Effects of N and P enrichment on competition between phytoplankton and benthic algae in shallow lakes: a mesocosm study.

Competition for resources between coexisting phytoplankton and benthic algae, but with different habitats and roles in functioning of lake ecosystems, profoundly affects dynamics of shallow lakes in the process of eutrophication. An experiment was conducted to test the hypothesis that combined enrichment with nitrogen (N) and phosphorus (P) would be a greater benefit to phytoplankton than benthic algae.
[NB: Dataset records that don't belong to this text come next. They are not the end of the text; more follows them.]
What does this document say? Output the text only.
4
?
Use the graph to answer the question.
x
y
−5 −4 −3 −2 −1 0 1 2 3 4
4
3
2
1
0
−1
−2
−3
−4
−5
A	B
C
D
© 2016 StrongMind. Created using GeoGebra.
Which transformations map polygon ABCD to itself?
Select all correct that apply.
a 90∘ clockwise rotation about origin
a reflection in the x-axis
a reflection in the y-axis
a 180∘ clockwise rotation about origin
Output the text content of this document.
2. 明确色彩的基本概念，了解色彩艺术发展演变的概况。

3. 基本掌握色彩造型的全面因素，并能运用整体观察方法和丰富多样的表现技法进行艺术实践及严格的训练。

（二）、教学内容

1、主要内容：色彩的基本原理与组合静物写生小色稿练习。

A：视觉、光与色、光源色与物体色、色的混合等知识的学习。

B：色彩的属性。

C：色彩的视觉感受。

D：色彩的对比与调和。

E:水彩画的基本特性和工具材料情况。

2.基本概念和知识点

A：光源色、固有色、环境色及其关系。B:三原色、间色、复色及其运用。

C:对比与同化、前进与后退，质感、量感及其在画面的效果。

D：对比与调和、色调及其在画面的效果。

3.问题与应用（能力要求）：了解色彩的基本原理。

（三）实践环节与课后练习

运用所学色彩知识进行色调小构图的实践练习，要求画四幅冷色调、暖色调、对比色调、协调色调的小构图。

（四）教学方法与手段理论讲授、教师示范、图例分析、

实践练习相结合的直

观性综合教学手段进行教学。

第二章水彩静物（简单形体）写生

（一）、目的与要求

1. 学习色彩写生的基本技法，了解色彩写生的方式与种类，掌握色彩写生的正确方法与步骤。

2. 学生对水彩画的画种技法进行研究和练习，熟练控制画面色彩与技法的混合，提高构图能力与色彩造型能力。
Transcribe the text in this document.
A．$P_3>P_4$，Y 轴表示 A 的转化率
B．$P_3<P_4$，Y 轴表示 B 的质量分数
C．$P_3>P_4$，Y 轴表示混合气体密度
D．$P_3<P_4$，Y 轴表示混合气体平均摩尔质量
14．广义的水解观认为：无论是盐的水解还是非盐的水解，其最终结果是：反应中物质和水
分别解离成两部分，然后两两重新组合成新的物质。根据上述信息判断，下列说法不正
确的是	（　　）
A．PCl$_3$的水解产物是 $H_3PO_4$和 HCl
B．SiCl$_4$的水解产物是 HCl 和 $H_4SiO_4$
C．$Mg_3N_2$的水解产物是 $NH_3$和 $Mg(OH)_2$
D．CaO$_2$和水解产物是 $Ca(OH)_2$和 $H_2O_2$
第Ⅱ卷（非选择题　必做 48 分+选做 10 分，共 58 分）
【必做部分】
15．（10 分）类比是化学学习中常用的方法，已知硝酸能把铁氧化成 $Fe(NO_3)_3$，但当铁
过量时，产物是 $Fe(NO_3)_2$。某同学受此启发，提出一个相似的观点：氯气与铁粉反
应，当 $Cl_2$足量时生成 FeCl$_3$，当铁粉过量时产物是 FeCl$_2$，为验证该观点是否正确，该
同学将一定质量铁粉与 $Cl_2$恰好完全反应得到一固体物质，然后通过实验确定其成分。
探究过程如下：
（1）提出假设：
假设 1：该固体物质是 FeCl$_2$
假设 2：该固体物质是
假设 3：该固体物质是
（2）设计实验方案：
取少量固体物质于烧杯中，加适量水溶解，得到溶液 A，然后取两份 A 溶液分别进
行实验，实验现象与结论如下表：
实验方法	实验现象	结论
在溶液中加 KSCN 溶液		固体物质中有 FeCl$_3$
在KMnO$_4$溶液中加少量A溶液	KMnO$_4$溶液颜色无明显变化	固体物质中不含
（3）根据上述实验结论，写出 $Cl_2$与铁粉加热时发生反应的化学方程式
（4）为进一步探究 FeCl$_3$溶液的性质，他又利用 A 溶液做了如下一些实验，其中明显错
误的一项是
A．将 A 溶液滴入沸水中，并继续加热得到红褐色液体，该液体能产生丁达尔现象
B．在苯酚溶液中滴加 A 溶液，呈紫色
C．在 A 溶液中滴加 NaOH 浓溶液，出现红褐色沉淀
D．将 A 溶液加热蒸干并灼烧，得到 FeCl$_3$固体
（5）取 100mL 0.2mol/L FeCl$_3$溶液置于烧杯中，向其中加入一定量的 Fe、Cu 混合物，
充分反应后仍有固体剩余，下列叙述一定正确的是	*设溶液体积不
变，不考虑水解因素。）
The growth of phytoplankton and benthic algae was measured as chlorophyll a (Chl a) in 12 shallow aquatic mesocosms supplemented with N, P, or both. We found that enrichment with N enhanced growth of benthic algae, but not phytoplankton. P enrichment had a negative effect on benthic algal growth, and no effect on the growth of phytoplankton. N+P enrichment had a negative effect on benthic algae, but enhanced the growth of phytoplankton, thus reducing the proportion of benthic algae contributing to the combined biomass of these two groups of primary producers. Thus, combined N+P enrichment is more favorable to phytoplankton in competition with benthic algae than enrichment with either N or P alone. Our study indicates that combined enrichment with N+P promotes the dominance of phytoplankton over benthic algae, with consequences for the trophic dynamics of shallow lake ecosystems.